A fortnight ago, in this column, I explored the curious phenomenon of how Uganda appears to have made a Revolutionary out of a General.
The argument was not really about one individual. It was about a deeper shift in how citizens increasingly perceive power, legitimacy, and change. But perhaps Uganda is not the anomaly. Perhaps the world itself is changing.
For much of the 20th Century, politics revolved around familiar categories: capitalism versus socialism, Left versus Right, military versus civilian rule, democracy versus authoritarianism. Following the end of the Cold War, many believed history had settled on a winning formula. Nations were expected to follow a broadly similar path towards governance, economics, and development
Today, that confidence appears to be fading.
In the United States, ”America First” reflects a growing desire to place national priorities above global commitments. China openly argues that modernity does not require Westernisation. India increasingly presents itself as a civilisation with its own historical identity and destiny.
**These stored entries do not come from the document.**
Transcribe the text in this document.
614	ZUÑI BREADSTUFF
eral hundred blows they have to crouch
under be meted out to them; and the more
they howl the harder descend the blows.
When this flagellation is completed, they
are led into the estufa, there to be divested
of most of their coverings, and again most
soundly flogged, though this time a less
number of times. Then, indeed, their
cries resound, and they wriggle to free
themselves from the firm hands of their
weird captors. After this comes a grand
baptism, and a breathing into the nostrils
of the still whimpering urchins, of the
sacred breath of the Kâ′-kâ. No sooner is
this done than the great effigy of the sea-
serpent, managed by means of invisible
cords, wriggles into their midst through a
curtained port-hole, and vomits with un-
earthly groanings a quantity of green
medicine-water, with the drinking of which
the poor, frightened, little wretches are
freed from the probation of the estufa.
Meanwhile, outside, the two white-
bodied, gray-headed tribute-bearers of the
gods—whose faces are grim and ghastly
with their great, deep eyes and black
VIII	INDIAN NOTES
In the Sahel, countries such as Burkina Faso, Mali, and Niger speak the language of sovereignty and self-determination.
Across parts of South America, indigenous traditions and local philosophies are re-entering national conversations once dominated by imported ideologies.
Different countries. Different histories. Yet remarkably similar questions.
Who are we? And how should we govern ourselves?
What if the defining political divide of the 21st Century is no longer between Left and Right but between imitation and adaptation?
Uganda’s journey makes this question particularly interesting.
Unlike many nations, Uganda has never belonged comfortably to a single political tradition. Within little more than a century, it has experienced powerful kingdoms, colonial administration, Westminster democracy, military governments, the Movement system, multiparty politics, and the coexistence of traditional and modern institutions.
Few countries have experimented with so many models in such a short period.
The result is a population that is often less ideological and more pragmatic than outsiders realise. Ugandans have watched various systems arrive with promises of salvation. Each produced achievements. Each produced disappointments.
Perhaps that is why several citizens increasingly ask a simpler question: Does it work?
This may explain why a serving General can attract anti-establishment enthusiasm, why a ruling movement can still present itself as revolutionary after four decades in power, and why traditional institutions continue to command respect alongside modern political structures.
To outsiders, these contradictions appear confusing. To some Ugandans, they may simply reflect experience.
The same trend is becoming visible elsewhere. Countries increasingly seem less interested in whether a system resembles someone else’s model and is more interested in whether it reflects local realities, protects national interests, and delivers results.
This does not mean democracy is disappearing, nor that sovereignty automatically produces good governance. History is full of leaders who wrapped poor performance in the language of national pride.
But it does suggest that the age of political standardisation may be giving way to an age of political experimentation.
Ironically, Uganda may have arrived at this conversation earlier than most.
For decades, critics argued that Uganda did not fit neatly into established political categories. Today, neither does America. Neither does China. Neither does India. Neither does much of the developing world.
For generations, developing countries were told to study the world. Today, the world itself appears to be studying new ways of governing. From Washington to Beijing, from New Delhi to Ouagadougou, old certainties are fading, and new experiments are emerging.
The real question is no longer whether nations conform to a universal model.
It is whether they can build systems that reflect who they are, where they came from, and where they hope to go.